Therein lies the one brilliant political/rhetorical stroke of the movie. What's one of the right wing's favorite arguments against gay marriage? Why, it's bad for the children! This movie rips that one right out of their hands; the reason Larry has to marry Chuck is to protect his children.

Sadly, nothing else in the movie is that clever, and the movie treads a very unsteady path between indulging in the homophobia of the characters (and the audience) and preaching a message of tolerance for all. We're invited to laugh at Larry's young son, who loves to tap dance and sing show tunes; there's a "don't drop the soap" shower scene; and the movie prolongs for as long as possible the scene in which Chuck and Larry are asked to kiss to prove their love, giving us a slow-motion closeup of their lips getting closer, closer, closer. They are, of course, interrupted before actually kissing; wouldn't do for Sandler's audience to actually have to witness such a horrible thing.
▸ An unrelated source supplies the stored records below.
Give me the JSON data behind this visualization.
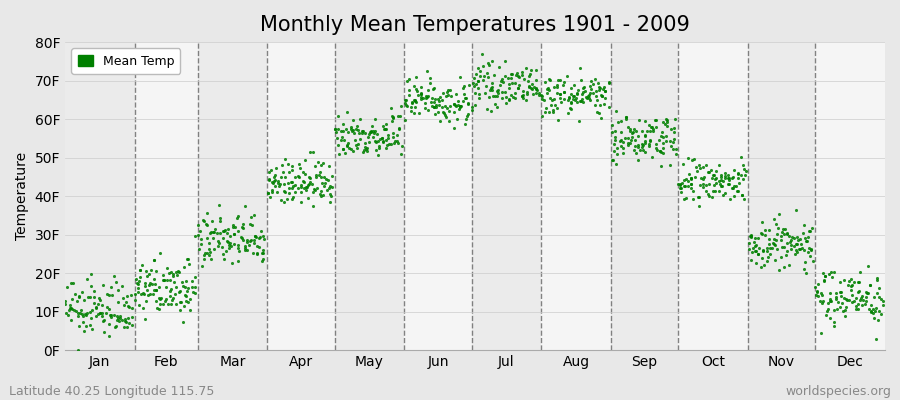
{
  "title": "Monthly Mean Temperatures 1901 - 2009",
  "ylabel": "Temperature",
  "xlabel_labels": [
    "Jan",
    "Feb",
    "Mar",
    "Apr",
    "May",
    "Jun",
    "Jul",
    "Aug",
    "Sep",
    "Oct",
    "Nov",
    "Dec"
  ],
  "ytick_labels": [
    "0F",
    "10F",
    "20F",
    "30F",
    "40F",
    "50F",
    "60F",
    "70F",
    "80F"
  ],
  "ytick_values": [
    0,
    10,
    20,
    30,
    40,
    50,
    60,
    70,
    80
  ],
  "ylim": [
    0,
    80
  ],
  "xlim": [
    0,
    365
  ],
  "dot_color": "#008000",
  "bg_color": "#E8E8E8",
  "plot_bg_color": "#F0F0F0",
  "legend_label": "Mean Temp",
  "footer_left": "Latitude 40.25 Longitude 115.75",
  "footer_right": "worldspecies.org",
  "title_fontsize": 15,
  "axis_fontsize": 10,
  "tick_fontsize": 10,
  "footer_fontsize": 9,
  "num_years": 109,
  "monthly_mean_temps_f": [
    10.5,
    16.0,
    28.5,
    43.5,
    56.0,
    65.0,
    68.5,
    66.0,
    55.0,
    43.5,
    27.5,
    14.0
  ],
  "monthly_std_f": [
    3.5,
    3.5,
    3.5,
    3.0,
    3.0,
    3.0,
    2.5,
    2.5,
    3.0,
    3.0,
    3.5,
    3.5
  ],
  "month_days": [
    31,
    28,
    31,
    30,
    31,
    30,
    31,
    31,
    30,
    31,
    30,
    31
  ],
  "dot_size": 5,
  "dot_alpha": 0.85,
  "legend_marker_size": 8,
  "dashed_color": "#666666",
  "dashed_lw": 1.0,
  "grid_color": "#CCCCCC",
  "grid_lw": 0.5,
  "alternating_colors": [
    "#EBEBEB",
    "#F5F5F5"
  ]
}
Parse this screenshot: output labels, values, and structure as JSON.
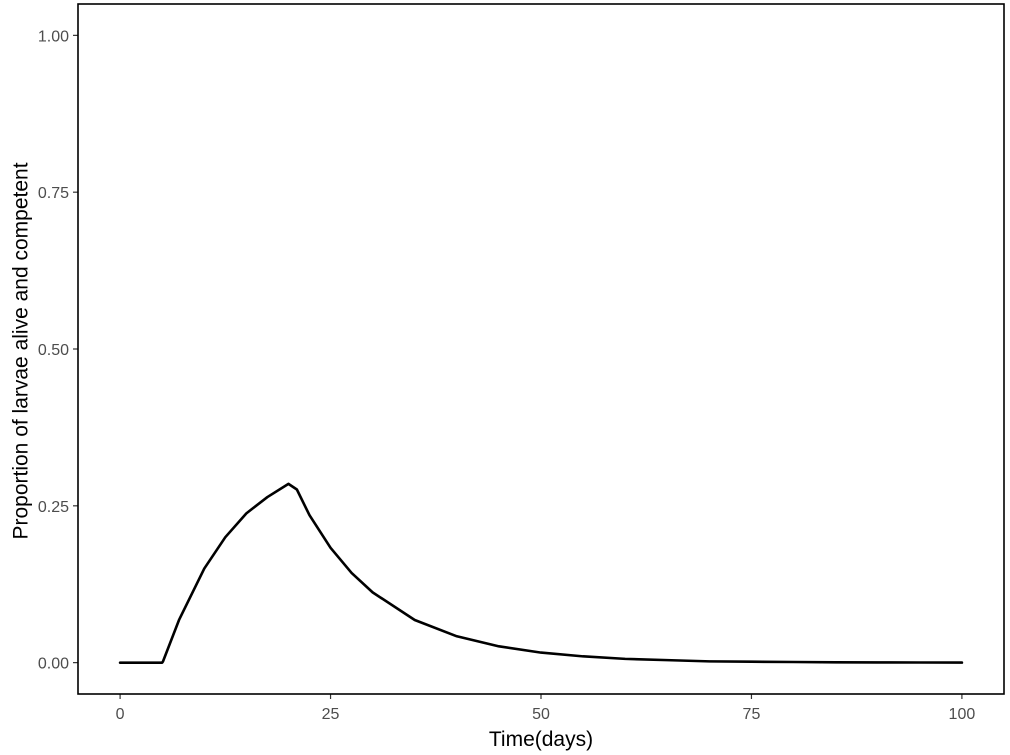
{
  "chart_data": {
    "type": "line",
    "title": "",
    "xlabel": "Time(days)",
    "ylabel": "Proportion of larvae alive and competent",
    "xlim": [
      -5,
      105
    ],
    "ylim": [
      -0.05,
      1.05
    ],
    "x_ticks": [
      0,
      25,
      50,
      75,
      100
    ],
    "x_tick_labels": [
      "0",
      "25",
      "50",
      "75",
      "100"
    ],
    "y_ticks": [
      0.0,
      0.25,
      0.5,
      0.75,
      1.0
    ],
    "y_tick_labels": [
      "0.00",
      "0.25",
      "0.50",
      "0.75",
      "1.00"
    ],
    "grid": false,
    "legend": "none",
    "series": [
      {
        "color": "#000000",
        "x": [
          0,
          5,
          5.1,
          7,
          10,
          12.5,
          15,
          17.5,
          20,
          21,
          22.5,
          25,
          27.5,
          30,
          35,
          40,
          45,
          50,
          55,
          60,
          65,
          70,
          75,
          80,
          85,
          90,
          95,
          100
        ],
        "y": [
          0,
          0,
          0.002,
          0.068,
          0.15,
          0.2,
          0.238,
          0.264,
          0.285,
          0.276,
          0.235,
          0.183,
          0.143,
          0.112,
          0.068,
          0.042,
          0.026,
          0.016,
          0.01,
          0.006,
          0.004,
          0.002,
          0.0015,
          0.001,
          0.0005,
          0.0003,
          0.0002,
          0.0001
        ]
      }
    ]
  }
}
Also on hand are Steve Buscemi, cranking his weasely qualities to the max as the city fraud inspector who suspects that Larry and Chuck aren't really the loving couple they claim to be, and Jessica Biel, who is highly decorative (and not much else) as the lawyer who defends our heroes. Worst of all is Rob Schneider as the minister who marries Chuck and Larry; it's a ghastly impersonation of a cliched Asian, so ugly and offensive as to make Mickey Rooney in Breakfast at Tiffany's seem a model of sensitivity and tastefulness.

I suppose on some level, I should be grateful that the movie presents a strong argument for marriage equality, and even offers a happy ending with a marriage between two characters who actually are gay. But there's so much ugliness and stereotyping along the way that the movie's message is mixed, at best, and I can't work up much enthusiasm for a movie that boils down to "faggots are people, too."